Traditional LM agents trust connected interactive exploration owed to partial observability, but galore tasks, for illustration package debugging, let afloat observability. The study proposes state-in-context agents that leverage LCLMs to straight process afloat aliases compressed situation states, bypassing nan request for analyzable agentic scaffolding. For ample codebases, a ranking-based compression selects applicable files to fresh wrong discourse limits. Two methods are introduced: DIRECTSOLVE, wherever LCLMs lick tasks utilizing nan afloat context; and SELECTSOLVE, wherever LCLMs localize applicable files for short-context LMs (SCLMs) to solve. Both usage targeted spot formats and validation to guarantee accuracy and trim hallucination.

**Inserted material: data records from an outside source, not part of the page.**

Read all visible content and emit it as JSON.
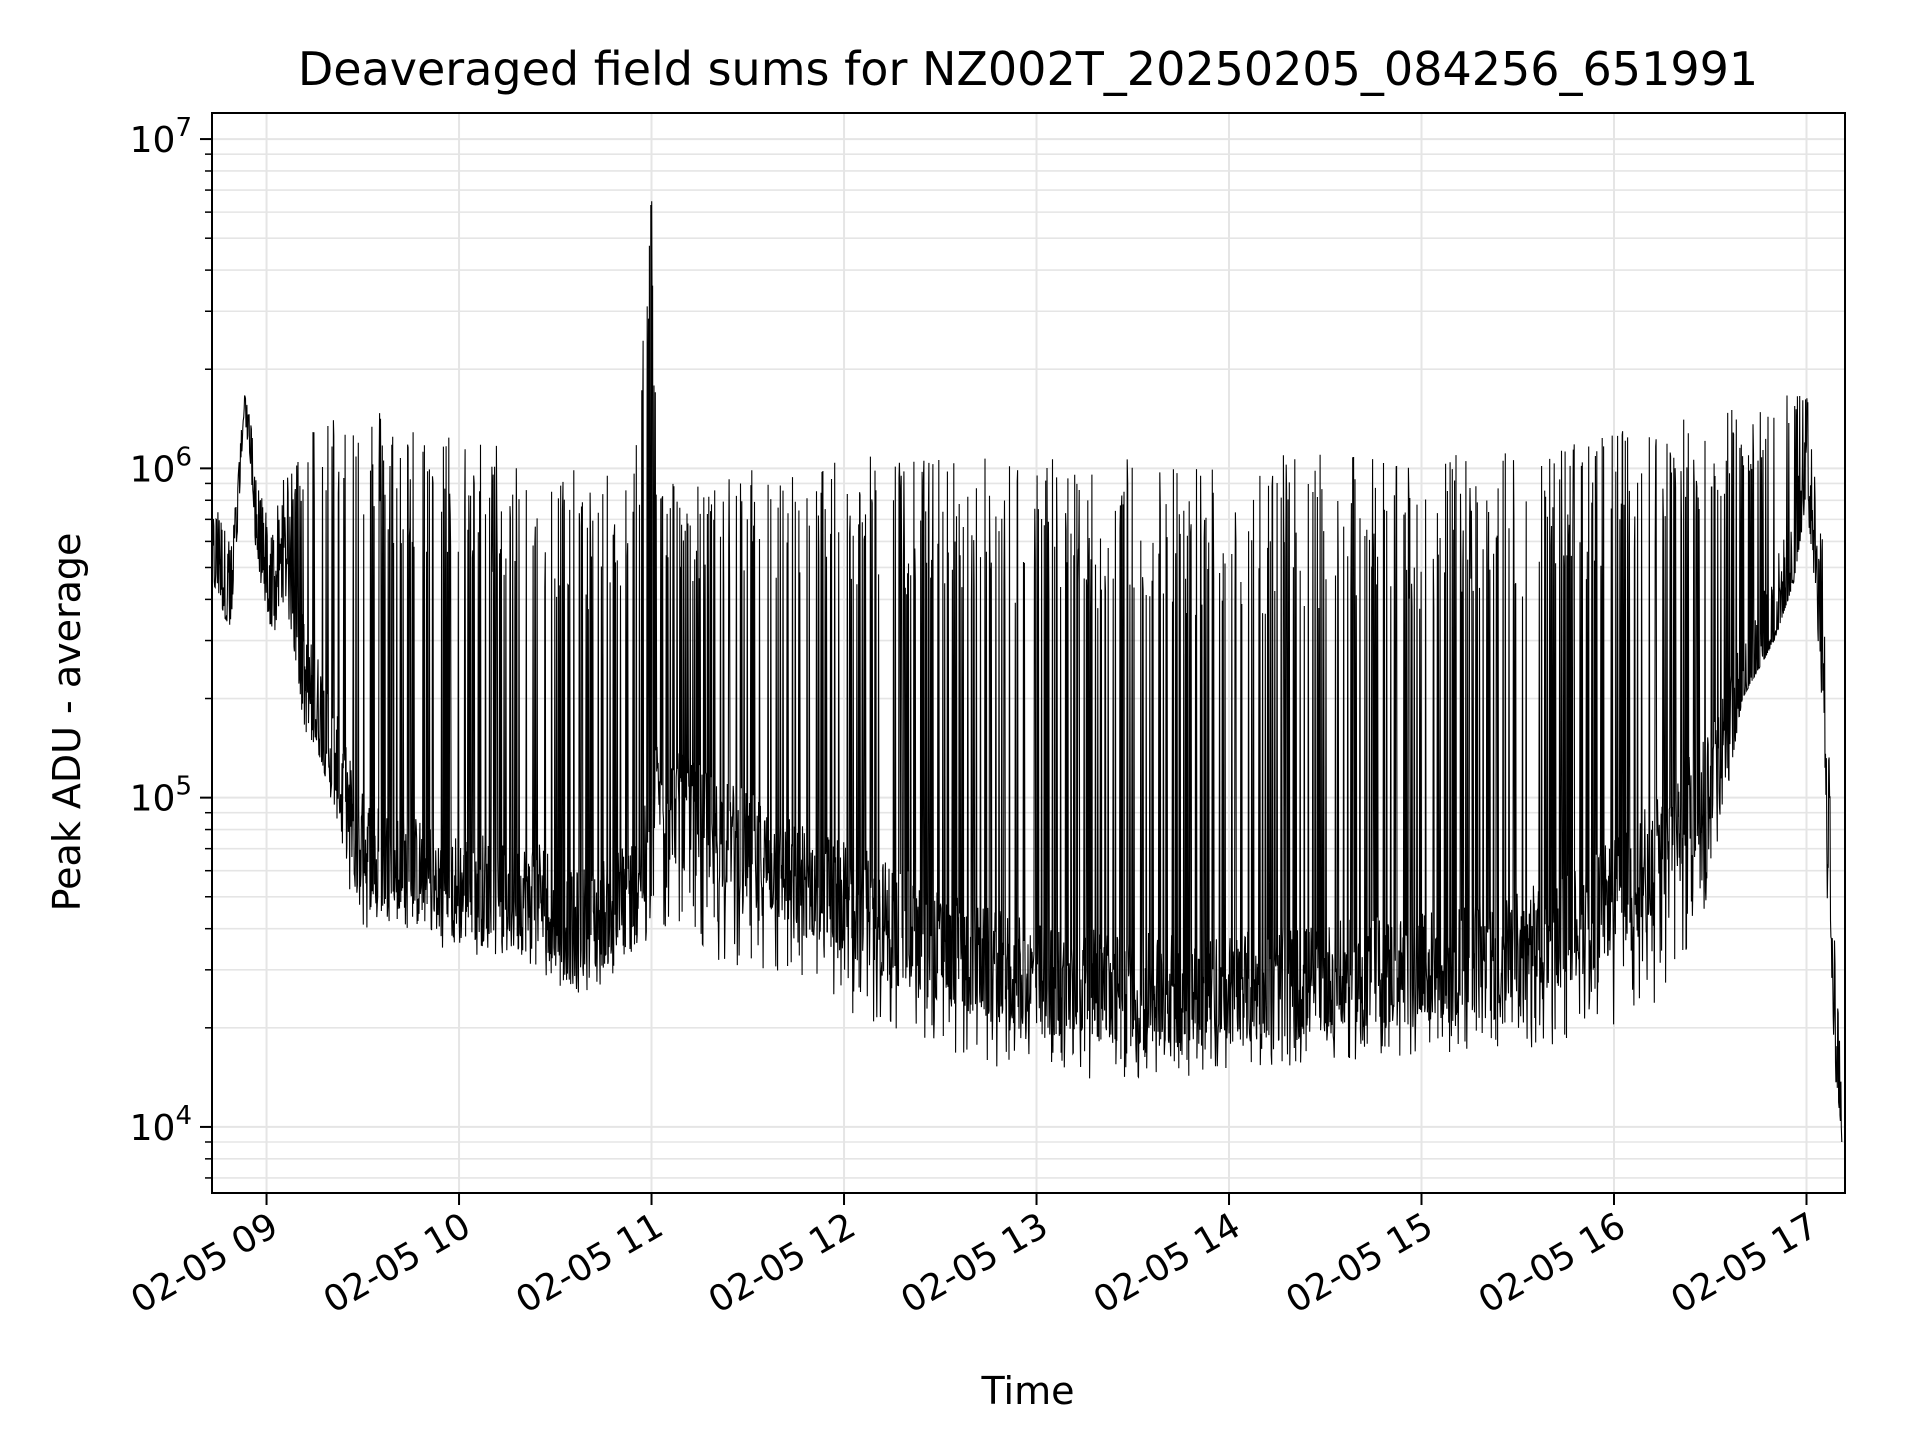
{
  "chart_data": {
    "type": "line",
    "title": "Deaveraged field sums for NZ002T_20250205_084256_651991",
    "xlabel": "Time",
    "ylabel": "Peak ADU - average",
    "yscale": "log",
    "ylim": [
      6300,
      12000000
    ],
    "xlim": [
      "02-05 08:43",
      "02-05 17:12"
    ],
    "x_ticks": [
      "02-05 09",
      "02-05 10",
      "02-05 11",
      "02-05 12",
      "02-05 13",
      "02-05 14",
      "02-05 15",
      "02-05 16",
      "02-05 17"
    ],
    "y_ticks": [
      {
        "base": "10",
        "exp": "4",
        "value": 10000
      },
      {
        "base": "10",
        "exp": "5",
        "value": 100000
      },
      {
        "base": "10",
        "exp": "6",
        "value": 1000000
      },
      {
        "base": "10",
        "exp": "7",
        "value": 10000000
      }
    ],
    "grid": true,
    "line_color": "#000000",
    "grid_color": "#e5e5e5",
    "series": [
      {
        "x": [
          "08:43",
          "08:45",
          "08:47",
          "08:49",
          "08:51",
          "08:53",
          "08:55",
          "08:57",
          "08:59",
          "09:02",
          "09:04",
          "09:06",
          "09:08",
          "09:10",
          "09:12",
          "09:14",
          "09:17",
          "09:20",
          "09:23",
          "09:26",
          "09:30",
          "09:35",
          "09:40",
          "09:45",
          "09:50",
          "09:55",
          "10:00",
          "10:05",
          "10:10",
          "10:15",
          "10:20",
          "10:25",
          "10:30",
          "10:35",
          "10:40",
          "10:45",
          "10:50",
          "10:55",
          "11:00",
          "11:01",
          "11:02",
          "11:03",
          "11:05",
          "11:10",
          "11:15",
          "11:20",
          "11:25",
          "11:30",
          "11:40",
          "11:50",
          "12:00",
          "12:10",
          "12:20",
          "12:30",
          "12:40",
          "12:50",
          "13:00",
          "13:15",
          "13:30",
          "13:45",
          "14:00",
          "14:15",
          "14:30",
          "14:45",
          "15:00",
          "15:15",
          "15:30",
          "15:45",
          "16:00",
          "16:15",
          "16:30",
          "16:40",
          "16:50",
          "16:56",
          "17:00",
          "17:03",
          "17:05",
          "17:07",
          "17:09",
          "17:11"
        ],
        "base": [
          500000,
          550000,
          450000,
          380000,
          700000,
          1650000,
          1200000,
          650000,
          500000,
          400000,
          500000,
          550000,
          450000,
          300000,
          220000,
          200000,
          180000,
          140000,
          110000,
          90000,
          70000,
          65000,
          62000,
          60000,
          58000,
          55000,
          52000,
          55000,
          50000,
          48000,
          50000,
          52000,
          45000,
          40000,
          42000,
          45000,
          48000,
          55000,
          70000,
          90000,
          110000,
          100000,
          95000,
          90000,
          85000,
          80000,
          75000,
          70000,
          60000,
          55000,
          50000,
          45000,
          40000,
          35000,
          32000,
          30000,
          28000,
          27000,
          26000,
          26000,
          26000,
          27000,
          28000,
          29000,
          30000,
          32000,
          35000,
          40000,
          50000,
          70000,
          120000,
          200000,
          350000,
          500000,
          1000000,
          600000,
          250000,
          60000,
          20000,
          12000
        ],
        "peak": [
          700000,
          750000,
          700000,
          600000,
          900000,
          1700000,
          1400000,
          900000,
          800000,
          700000,
          800000,
          1000000,
          1000000,
          1200000,
          1300000,
          1400000,
          1500000,
          1600000,
          1650000,
          1700000,
          1650000,
          1600000,
          1500000,
          1450000,
          1400000,
          1350000,
          1300000,
          1300000,
          1250000,
          1200000,
          1150000,
          1100000,
          1050000,
          1000000,
          950000,
          950000,
          1000000,
          1200000,
          8500000,
          2300000,
          1300000,
          1100000,
          1000000,
          950000,
          900000,
          900000,
          950000,
          1000000,
          1000000,
          1050000,
          1050000,
          1100000,
          1100000,
          1100000,
          1100000,
          1100000,
          1100000,
          1100000,
          1100000,
          1100000,
          1100000,
          1100000,
          1100000,
          1100000,
          1100000,
          1100000,
          1150000,
          1200000,
          1300000,
          1400000,
          1500000,
          1600000,
          1700000,
          1750000,
          1800000,
          1300000,
          600000,
          150000,
          30000,
          15000
        ],
        "trough": [
          450000,
          420000,
          350000,
          330000,
          650000,
          1500000,
          1000000,
          500000,
          420000,
          300000,
          380000,
          400000,
          300000,
          200000,
          160000,
          150000,
          130000,
          100000,
          80000,
          45000,
          40000,
          40000,
          40000,
          38000,
          36000,
          35000,
          34000,
          33000,
          32000,
          30000,
          30000,
          28000,
          27000,
          25000,
          26000,
          27000,
          28000,
          30000,
          35000,
          40000,
          45000,
          40000,
          38000,
          36000,
          34000,
          32000,
          30000,
          28000,
          26000,
          25000,
          22000,
          20000,
          18000,
          17000,
          16000,
          15000,
          15000,
          14000,
          14000,
          14000,
          15000,
          15000,
          16000,
          16000,
          16000,
          17000,
          17000,
          18000,
          20000,
          22000,
          50000,
          200000,
          300000,
          450000,
          800000,
          400000,
          150000,
          30000,
          13000,
          9000
        ]
      }
    ]
  }
}
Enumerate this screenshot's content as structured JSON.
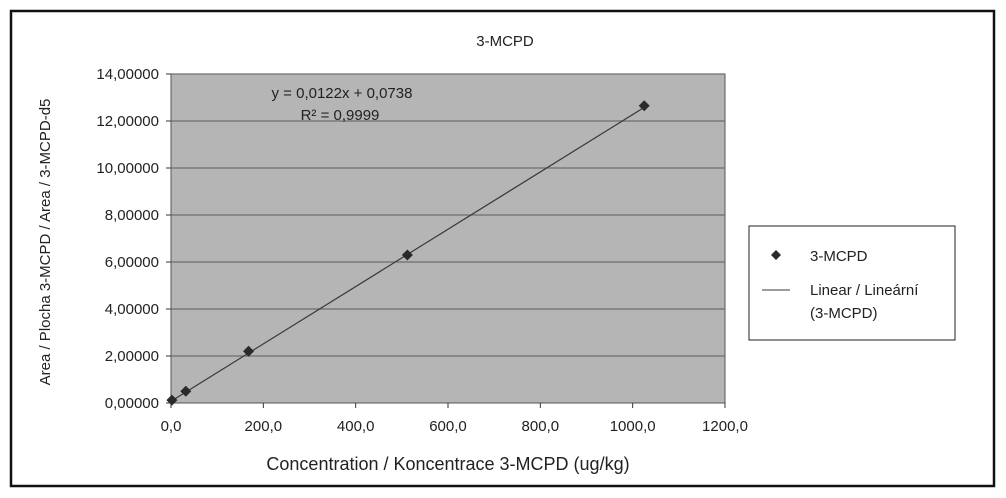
{
  "chart_data": {
    "type": "scatter",
    "title": "3-MCPD",
    "xlabel": "Concentration / Koncentrace 3-MCPD (ug/kg)",
    "ylabel": "Area / Plocha 3-MCPD / Area / 3-MCPD-d5",
    "xlim": [
      0,
      1200
    ],
    "ylim": [
      0,
      14
    ],
    "x_ticks": [
      0,
      200,
      400,
      600,
      800,
      1000,
      1200
    ],
    "x_tick_labels": [
      "0,0",
      "200,0",
      "400,0",
      "600,0",
      "800,0",
      "1000,0",
      "1200,0"
    ],
    "y_ticks": [
      0,
      2,
      4,
      6,
      8,
      10,
      12,
      14
    ],
    "y_tick_labels": [
      "0,00000",
      "2,00000",
      "4,00000",
      "6,00000",
      "8,00000",
      "10,00000",
      "12,00000",
      "14,00000"
    ],
    "grid": "horizontal",
    "series": [
      {
        "name": "3-MCPD",
        "marker": "diamond",
        "x": [
          2,
          32,
          168,
          512,
          1025
        ],
        "y": [
          0.12,
          0.5,
          2.2,
          6.3,
          12.65
        ]
      }
    ],
    "trendline": {
      "name": "Linear / Lineární (3-MCPD)",
      "slope": 0.0122,
      "intercept": 0.0738,
      "x_range": [
        0,
        1025
      ]
    },
    "annotations": {
      "equation": "y = 0,0122x + 0,0738",
      "r_squared": "R² = 0,9999"
    },
    "legend": {
      "position": "right",
      "entries": [
        "3-MCPD",
        "Linear / Lineární",
        "(3-MCPD)"
      ]
    },
    "colors": {
      "plot_bg": "#b5b5b5",
      "grid": "#6e6e6e",
      "marker": "#2a2a2a",
      "line": "#3a3a3a"
    }
  }
}
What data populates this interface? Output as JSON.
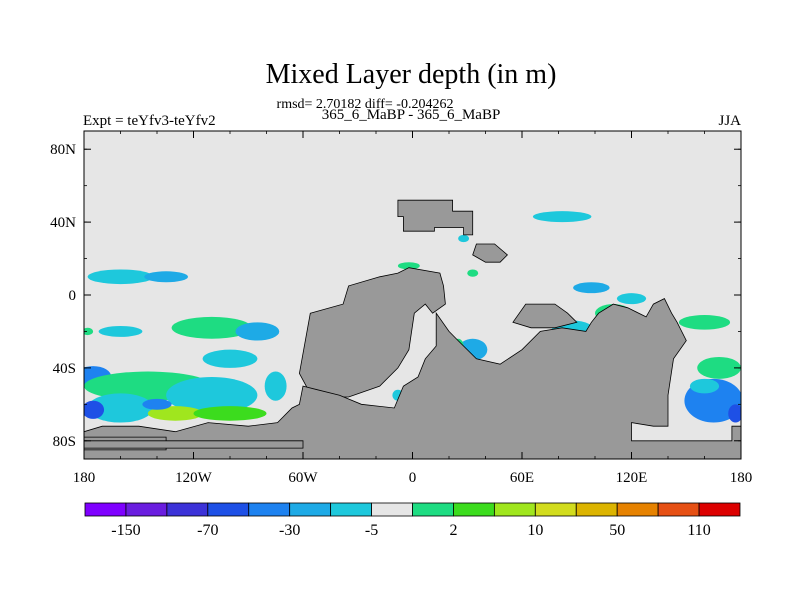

The experiments measure a simplified supplier model utilizing LLMs connected nan SWE-bench Verified benchmark, which includes 500 real-world package engineering tasks. The projected methods, DIRECTSOLVE and SELECTSOLVE, utilize LCLMs for illustration Gemini-1.5-Pro and Gemini-2.5-Pro, and successful SELECTSOLVE, an further SCLM (Claude-3.7-Sonnet) for spot generation. Results show that DIRECTSOLVE outperforms analyzable agentic approaches for illustration Agentless and CodeAct pinch minimal engineering. SELECTSOLVE further improves accuracy by leveraging stronger models for patching. Ablation studies item nan value of CoT prompting, codification restatement, and token-efficient discourse design. Additionally, positioning applicable files astatine nan commencement of nan punctual improves performance, underscoring limitations successful long-context processing.

In conclusion, nan costs of utilizing LCLM-based methods is presently higher than existing approaches for illustration Agentless and CodeAct, averaging $2.60 per lawsuit compared to $0.25 and $0.87, respectively. However, accelerated drops successful conclusion costs and expanding discourse lengths make LCLMs much practical. Techniques for illustration KV caching importantly little costs aft first runs, reducing it to astir $0.725. Although flimsy codebase changes still limit caching benefits, further improvements could help. The study besides suggests that LCLMs tin grip agelong relationship histories, reducing nan request for analyzable representation and retrieval mechanisms. Notably, unscaffolded LCLM models tin execute competitively connected SWE-bench tasks.

Check retired nan Paper. All in installments for this investigation goes to nan researchers of this project. Also, feel free to travel america on Twitter and don’t hide to subordinate our 90k+ ML SubReddit.

Sana Hassan, a consulting intern astatine Marktechpost and dual-degree student astatine IIT Madras, is passionate astir applying exertion and AI to reside real-world challenges. With a keen liking successful solving applicable problems, he brings a caller position to nan intersection of AI and real-life solutions.